Symptoms depend on the type of seizure, and experts recommend that if someone has a seizure, objects around them are removed and their head is cushioned if they are on the floor.

Apart from that the seizure should be allowed to run its course.

Key myths

The authors focused on four key myths surrounding seizures: the need to call an ambulance, the need to put something in their mouth so they do not swallow their tongue, and the incidence of foaming at the mouth and violence in seizures.

In fact, foaming and violence are not common symptoms of seizures but many people still believed these myths.

People aged over 65 were more likely to believe the myths than younger people.

For example, 30-35% of those aged under 65 would put something in the mouth of someone having a seizure, but 57% of respondents aged over 65 said they would do so.

The authors also found that awareness of the right things to do when someone has a seizure was higher in people who knew someone with epilepsy.

Risk of harm

Lead author Dr Sallie Baxendale said it was "extremely worrying" that so many people were still trying to put things in people's mouths during a seizure.

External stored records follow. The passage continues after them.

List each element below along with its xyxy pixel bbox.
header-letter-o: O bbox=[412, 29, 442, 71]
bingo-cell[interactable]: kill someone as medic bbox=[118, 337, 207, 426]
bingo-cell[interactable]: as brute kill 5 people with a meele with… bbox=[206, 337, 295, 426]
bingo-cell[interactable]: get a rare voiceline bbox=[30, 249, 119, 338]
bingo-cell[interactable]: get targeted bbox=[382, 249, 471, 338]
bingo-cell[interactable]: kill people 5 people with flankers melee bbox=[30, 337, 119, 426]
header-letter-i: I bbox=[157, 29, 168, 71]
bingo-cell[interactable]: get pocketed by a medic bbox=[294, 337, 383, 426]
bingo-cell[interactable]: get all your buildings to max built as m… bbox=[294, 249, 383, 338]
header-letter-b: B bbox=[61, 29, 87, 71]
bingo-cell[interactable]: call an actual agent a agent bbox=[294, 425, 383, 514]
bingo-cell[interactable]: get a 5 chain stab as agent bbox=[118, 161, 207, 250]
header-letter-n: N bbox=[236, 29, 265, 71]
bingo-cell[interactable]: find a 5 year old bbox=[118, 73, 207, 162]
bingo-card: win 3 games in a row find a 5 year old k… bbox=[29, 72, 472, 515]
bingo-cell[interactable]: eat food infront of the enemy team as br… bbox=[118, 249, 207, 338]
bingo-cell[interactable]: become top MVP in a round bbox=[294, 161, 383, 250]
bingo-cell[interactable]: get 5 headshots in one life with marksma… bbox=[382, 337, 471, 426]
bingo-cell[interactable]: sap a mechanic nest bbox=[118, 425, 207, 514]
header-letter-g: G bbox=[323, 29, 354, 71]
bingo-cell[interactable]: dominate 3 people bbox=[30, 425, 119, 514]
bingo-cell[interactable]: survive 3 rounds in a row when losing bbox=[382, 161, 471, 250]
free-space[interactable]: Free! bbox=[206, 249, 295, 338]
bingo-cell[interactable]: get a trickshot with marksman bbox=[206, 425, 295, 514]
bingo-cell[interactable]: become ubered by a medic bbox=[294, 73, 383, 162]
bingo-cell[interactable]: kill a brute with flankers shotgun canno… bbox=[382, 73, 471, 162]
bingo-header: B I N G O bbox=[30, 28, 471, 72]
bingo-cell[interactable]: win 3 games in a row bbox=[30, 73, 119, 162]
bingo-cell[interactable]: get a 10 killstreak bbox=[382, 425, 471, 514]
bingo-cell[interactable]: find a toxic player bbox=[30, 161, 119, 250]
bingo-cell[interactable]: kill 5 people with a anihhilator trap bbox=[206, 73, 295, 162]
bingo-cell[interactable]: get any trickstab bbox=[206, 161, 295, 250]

She said: "They think the person is going to swallow their tongue, but you can't actually do that.

"People having a seizure can bite down very hard, so something in their mouth could damage their teeth and leave them with a huge dental bill."

She said it could also damage the fingers of the person trying to help.

She added: "One problem is that seizures look extremely dramatic, but actually for most people it is something that happens occasionally and that they can recover from relatively quickly.

"The only thing to do is keep them safe and let the seizure run its course."

Alison Knight of charity Epilepsy Action said: "It is worrying that so many people do not know what to do, but in a way it's not surprising because epilepsy is still a very misunderstood condition."

The study authors suggest that the inaccurate depiction of epilepsy in films could help perpetuate these myths, and may contribute to negative stereotypes surrounding the disease.